Huh, I have never seen them aim the gun at traffic at such a significant oblique angle.
I will chalk this up to the One New Thng I Learned Today.
And it isn't lost on me that you can ask me that question, phrased as such, and get a chuckle out of me, whereas pretty much anyone else might get a slap in the face.
Well I hoped you learned two new things yesterday, because the one I taught you was surprisingly wrong.
Cop radar does not account for the angle of offset, and they're surprisingly inaccurate as that angle increases. Up to around 25° the accuracy stays within 90%, but after that it nosedives all the way to 0 at 90°. Turns out The Man has no reason to want this resolved, as the inaccuracy is always in the driver's favor.
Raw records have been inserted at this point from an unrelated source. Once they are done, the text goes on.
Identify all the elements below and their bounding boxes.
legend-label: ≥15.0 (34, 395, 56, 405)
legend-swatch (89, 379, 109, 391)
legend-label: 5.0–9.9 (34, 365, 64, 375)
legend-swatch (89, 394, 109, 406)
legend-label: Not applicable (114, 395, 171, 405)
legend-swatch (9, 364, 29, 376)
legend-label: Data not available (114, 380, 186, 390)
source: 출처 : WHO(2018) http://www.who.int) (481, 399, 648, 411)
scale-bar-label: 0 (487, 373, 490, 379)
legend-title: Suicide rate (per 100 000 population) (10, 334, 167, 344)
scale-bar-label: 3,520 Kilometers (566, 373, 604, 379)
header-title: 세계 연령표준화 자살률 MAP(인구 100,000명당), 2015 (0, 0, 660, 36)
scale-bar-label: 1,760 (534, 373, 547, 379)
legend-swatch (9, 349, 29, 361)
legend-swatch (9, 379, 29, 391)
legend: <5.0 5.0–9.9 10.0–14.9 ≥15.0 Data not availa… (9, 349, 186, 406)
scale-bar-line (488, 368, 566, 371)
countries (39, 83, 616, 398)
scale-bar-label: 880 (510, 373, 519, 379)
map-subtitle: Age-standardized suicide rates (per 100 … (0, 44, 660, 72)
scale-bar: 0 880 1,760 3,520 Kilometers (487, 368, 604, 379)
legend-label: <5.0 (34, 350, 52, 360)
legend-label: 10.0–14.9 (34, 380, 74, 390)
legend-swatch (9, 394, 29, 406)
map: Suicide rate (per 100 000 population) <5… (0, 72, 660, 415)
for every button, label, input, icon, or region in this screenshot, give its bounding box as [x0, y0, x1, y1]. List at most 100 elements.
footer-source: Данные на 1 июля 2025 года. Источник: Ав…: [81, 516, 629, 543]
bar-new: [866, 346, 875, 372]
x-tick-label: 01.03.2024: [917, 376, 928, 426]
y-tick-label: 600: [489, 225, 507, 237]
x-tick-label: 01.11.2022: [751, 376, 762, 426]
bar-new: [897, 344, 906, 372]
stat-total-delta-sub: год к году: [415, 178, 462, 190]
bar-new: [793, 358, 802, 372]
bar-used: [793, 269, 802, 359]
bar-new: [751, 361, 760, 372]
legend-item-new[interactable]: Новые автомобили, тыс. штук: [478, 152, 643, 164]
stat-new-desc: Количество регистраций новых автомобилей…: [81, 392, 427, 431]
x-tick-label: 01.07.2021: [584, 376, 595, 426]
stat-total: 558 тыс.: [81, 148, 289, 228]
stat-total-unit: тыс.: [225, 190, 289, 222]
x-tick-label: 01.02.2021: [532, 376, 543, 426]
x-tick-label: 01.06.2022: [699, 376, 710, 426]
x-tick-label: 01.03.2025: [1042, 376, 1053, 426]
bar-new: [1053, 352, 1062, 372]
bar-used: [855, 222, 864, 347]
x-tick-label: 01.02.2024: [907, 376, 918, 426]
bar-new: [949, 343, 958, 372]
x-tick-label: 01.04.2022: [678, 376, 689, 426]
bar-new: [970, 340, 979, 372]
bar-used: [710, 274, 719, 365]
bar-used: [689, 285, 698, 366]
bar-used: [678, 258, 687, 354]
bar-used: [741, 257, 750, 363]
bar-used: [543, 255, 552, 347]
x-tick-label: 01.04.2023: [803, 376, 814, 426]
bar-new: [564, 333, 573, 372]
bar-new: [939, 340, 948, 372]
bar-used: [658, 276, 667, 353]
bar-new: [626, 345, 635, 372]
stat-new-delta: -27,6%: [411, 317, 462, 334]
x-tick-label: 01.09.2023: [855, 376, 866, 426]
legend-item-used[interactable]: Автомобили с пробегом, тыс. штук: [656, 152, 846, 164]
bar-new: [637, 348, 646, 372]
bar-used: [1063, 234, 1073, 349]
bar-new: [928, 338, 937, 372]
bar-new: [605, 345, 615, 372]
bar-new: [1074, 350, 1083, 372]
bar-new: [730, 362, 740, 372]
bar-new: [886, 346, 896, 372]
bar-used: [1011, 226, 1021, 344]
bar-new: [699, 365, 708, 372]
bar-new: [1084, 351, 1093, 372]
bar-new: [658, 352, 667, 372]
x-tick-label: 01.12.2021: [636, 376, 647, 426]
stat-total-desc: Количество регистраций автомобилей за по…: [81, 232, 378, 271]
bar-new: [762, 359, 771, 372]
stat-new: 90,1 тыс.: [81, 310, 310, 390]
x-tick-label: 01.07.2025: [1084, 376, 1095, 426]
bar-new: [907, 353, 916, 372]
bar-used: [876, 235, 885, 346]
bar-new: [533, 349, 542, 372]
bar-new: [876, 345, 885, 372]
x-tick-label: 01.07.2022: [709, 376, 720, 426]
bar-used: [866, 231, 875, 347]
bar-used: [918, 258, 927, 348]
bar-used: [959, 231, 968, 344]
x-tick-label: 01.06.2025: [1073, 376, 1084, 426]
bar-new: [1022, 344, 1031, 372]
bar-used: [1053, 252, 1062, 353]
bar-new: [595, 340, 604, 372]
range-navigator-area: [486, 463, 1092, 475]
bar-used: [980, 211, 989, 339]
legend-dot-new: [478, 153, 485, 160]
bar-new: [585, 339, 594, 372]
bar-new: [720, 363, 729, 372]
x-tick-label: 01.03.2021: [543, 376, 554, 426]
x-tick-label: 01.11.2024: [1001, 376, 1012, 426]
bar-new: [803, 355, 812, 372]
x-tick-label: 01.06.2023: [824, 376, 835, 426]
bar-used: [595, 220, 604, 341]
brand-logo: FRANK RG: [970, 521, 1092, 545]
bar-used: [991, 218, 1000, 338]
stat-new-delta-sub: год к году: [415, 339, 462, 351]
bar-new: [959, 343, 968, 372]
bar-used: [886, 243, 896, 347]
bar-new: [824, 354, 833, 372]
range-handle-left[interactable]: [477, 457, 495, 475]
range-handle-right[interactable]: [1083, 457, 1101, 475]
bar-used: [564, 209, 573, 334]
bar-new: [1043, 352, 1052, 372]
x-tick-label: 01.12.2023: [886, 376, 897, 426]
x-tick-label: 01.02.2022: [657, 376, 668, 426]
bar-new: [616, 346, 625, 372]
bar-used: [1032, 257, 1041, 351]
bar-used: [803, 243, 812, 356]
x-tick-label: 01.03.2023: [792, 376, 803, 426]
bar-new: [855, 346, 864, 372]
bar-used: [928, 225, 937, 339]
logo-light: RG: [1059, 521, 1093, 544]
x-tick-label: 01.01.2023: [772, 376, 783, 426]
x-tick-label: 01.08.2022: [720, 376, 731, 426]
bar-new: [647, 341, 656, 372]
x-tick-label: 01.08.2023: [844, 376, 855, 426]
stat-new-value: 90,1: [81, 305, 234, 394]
You will always be driving as fast or faster than the speed indicated on his gun, which makes this a really shitty defense in court. And since the radar is technically secondary to Johnny's, I shit you not,
training and expertise in visual speed recognition, the general inaccuracy isn't relevant. Whereas were the radar gun manufacturers to incorporate cosine differential error correction they'd be adding a whole new wrinkle to what is already a tried and true aid to conviction.
This does nothing to address why I see cops sitting at oblique angles running radar, though. Maybe they just pull over to burn one and leave the radar on for good measure. I don't know. It does tell me that you should throw your baseball just inside that nine, though.